A billionaire holds an insane amount of power in Missouri politics
A true rags-to-riches tale, Rex Sinquefield (pronounced Sing-field) was given over to a Catholic orphanage in north St. Louis by his widowed single mother and went on to cofound a global investment firm that now manages almost $400 billion. When he grew “bored” of making money in the mid-2000s, he returned to Missouri and embarked on a mission to use his vast wealth (he won’t say how much he’s worth) to transform his home state into a low-tax, small-government utopia. Consultants now speak of two distinct periods: Before Rex and After Rex. Sinquefield has poured nearly $40 million into campaigns, committees and ballot initiatives, making him easily the state’s largest donor. In the name of protecting limitless campaign contributions, he once threatened to create an armada of political action committees, 100 of them in all, and funnel the millions of dollars he would’ve given directly to candidates in smaller, legally permitted chunks. All of his giving, whether to candidates or causes, seeks to advance two issues: Eliminating income taxes at every level of government, and promoting school vouchers and other alternatives to the public education system. Schweich believed Sinquefield was “trying to take complete control over state government by any and all means.”
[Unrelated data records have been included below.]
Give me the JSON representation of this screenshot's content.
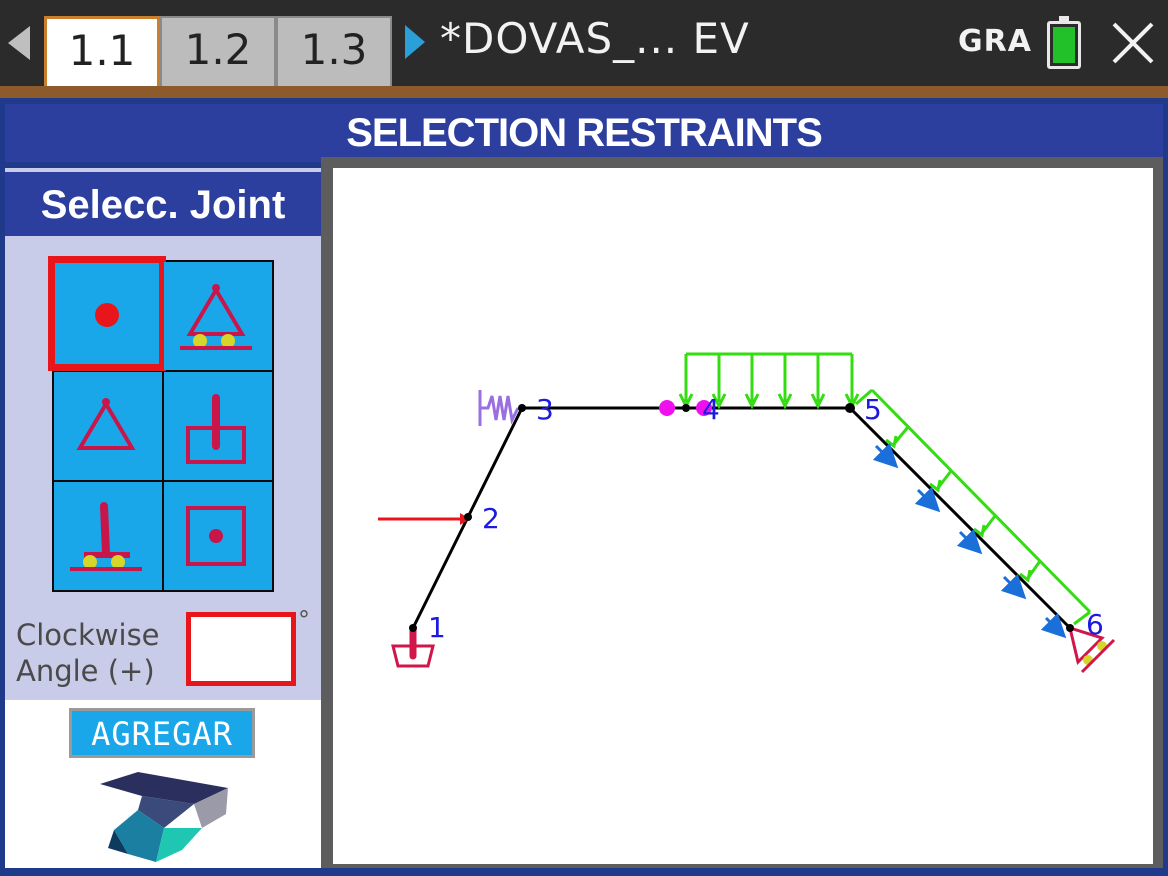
{
  "tabs": [
    {
      "label": "1.1",
      "active": true
    },
    {
      "label": "1.2",
      "active": false
    },
    {
      "label": "1.3",
      "active": false
    }
  ],
  "document": {
    "title": "*DOVAS_... EV"
  },
  "status": {
    "mode": "GRA",
    "battery_color": "#22c12a"
  },
  "header": {
    "title": "SELECTION RESTRAINTS"
  },
  "panel": {
    "title": "Selecc. Joint",
    "restraint_icons": [
      "free-joint-icon",
      "roller-pin-icon",
      "pin-support-icon",
      "fixed-support-icon",
      "roller-fixed-icon",
      "fixed-point-icon"
    ],
    "selected_index": 0,
    "angle_label_line1": "Clockwise",
    "angle_label_line2": "Angle (+)",
    "angle_value": "",
    "degree_symbol": "°",
    "add_button": "AGREGAR"
  },
  "structure": {
    "joint_labels": [
      "1",
      "2",
      "3",
      "4",
      "5",
      "6"
    ],
    "colors": {
      "member": "#000000",
      "restraint": "#d0164a",
      "distributed_load": "#33dd11",
      "axial_load": "#1a6fd8",
      "point_load": "#e8161b",
      "spring": "#9a6fe0",
      "hinge": "#ee11ee",
      "joint_label": "#1a1ae0"
    }
  }
}
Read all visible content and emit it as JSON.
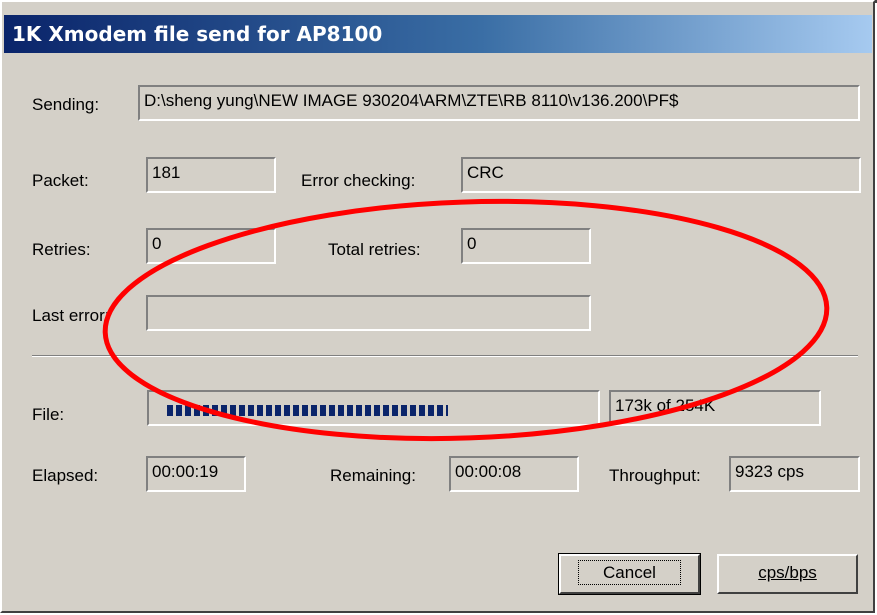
{
  "window": {
    "title": "1K Xmodem file send for AP8100"
  },
  "sending": {
    "label": "Sending:",
    "value": "D:\\sheng yung\\NEW IMAGE 930204\\ARM\\ZTE\\RB 8110\\v136.200\\PF$"
  },
  "packet": {
    "label": "Packet:",
    "value": "181"
  },
  "error_checking": {
    "label": "Error checking:",
    "value": "CRC"
  },
  "retries": {
    "label": "Retries:",
    "value": "0"
  },
  "total_retries": {
    "label": "Total retries:",
    "value": "0"
  },
  "last_error": {
    "label": "Last error:",
    "value": ""
  },
  "file": {
    "label": "File:",
    "progress_fraction": 0.68,
    "size_text": "173k of 254K"
  },
  "elapsed": {
    "label": "Elapsed:",
    "value": "00:00:19"
  },
  "remaining": {
    "label": "Remaining:",
    "value": "00:00:08"
  },
  "throughput": {
    "label": "Throughput:",
    "value": "9323 cps"
  },
  "buttons": {
    "cancel": "Cancel",
    "cps_bps": "cps/bps"
  },
  "colors": {
    "titlebar_start": "#0a246a",
    "titlebar_end": "#a6caf0",
    "annotation": "#ff0000",
    "dialog_bg": "#d4d0c8"
  }
}
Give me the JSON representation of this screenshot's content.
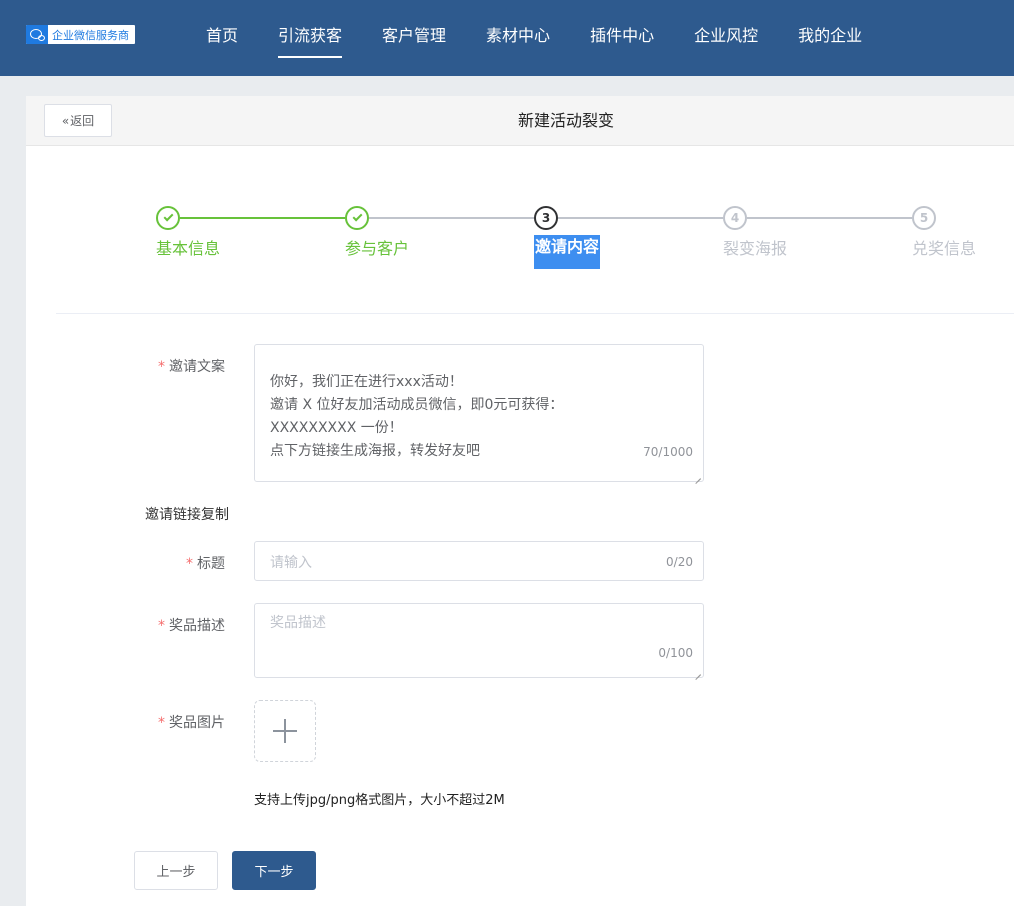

The influence of money in politics is out of control in Missouri
Six states have no limits on both individual and corporate contributions to candidates, but the Show-Me State is the only one that equally allows unlimited gifts from lobbyists and imposes no restraints on the revolving door between elected office and lobbying firms. Industry is so involved with policymaking that lobbyists have occasionally catered official committee meetings. And without a limit on gift-giving, lobbyists are free to pay for legislators’ meals at high-end steakhouses, treat them to rock concerts, squire them to WWE wrestling matches and baseball games, the Masters Golf Tournament and the Kentucky Derby. (By contrast, Iowa has a “cup of coffee” rule, barring legislators from accepting any gift valued at more than $3.)
Schweich’s suicide was spurred by more than mental health issues
In its final report on Schweich’s suicide, the Clayton Police Department found no evidence of a whisper campaign or any proof of anti-Semitism in Schweich’s records. The report instead painted Schweich as a mentally fragile man, and his wife Kathy told police that he had talked about suicide in the past. But Rolling Stone found that Schweich was obsessed with what he believed was an “insidious” effort to damage his name and undermine his campaign. The incidents, real or perceived, that preoccupied him at the time were well-known among his inner circle: That the chairman of the Missouri Republican Party had led an anti-Semitic “whisper campaign” against him; that Rex Sinquefield was bankrolling his opponents to scare him out of the governor’s race; that Jeff Roe, his party’s most powerful consultant — the man now running Sen. Ted Cruz’s presidential campaign — had crafted a vicious ad mocking Schweich’s appearance that aired on the eve of the largest Republican event of the year. Over the previous months, as the pressure mounted, his closest friends and advisers had urged him to brush it all off, to rise above the fray. Schweich, out of self-righteousness or anger or both, felt he couldn’t let the attacks against him go unanswered, an obsession that hounded him until he took his own life.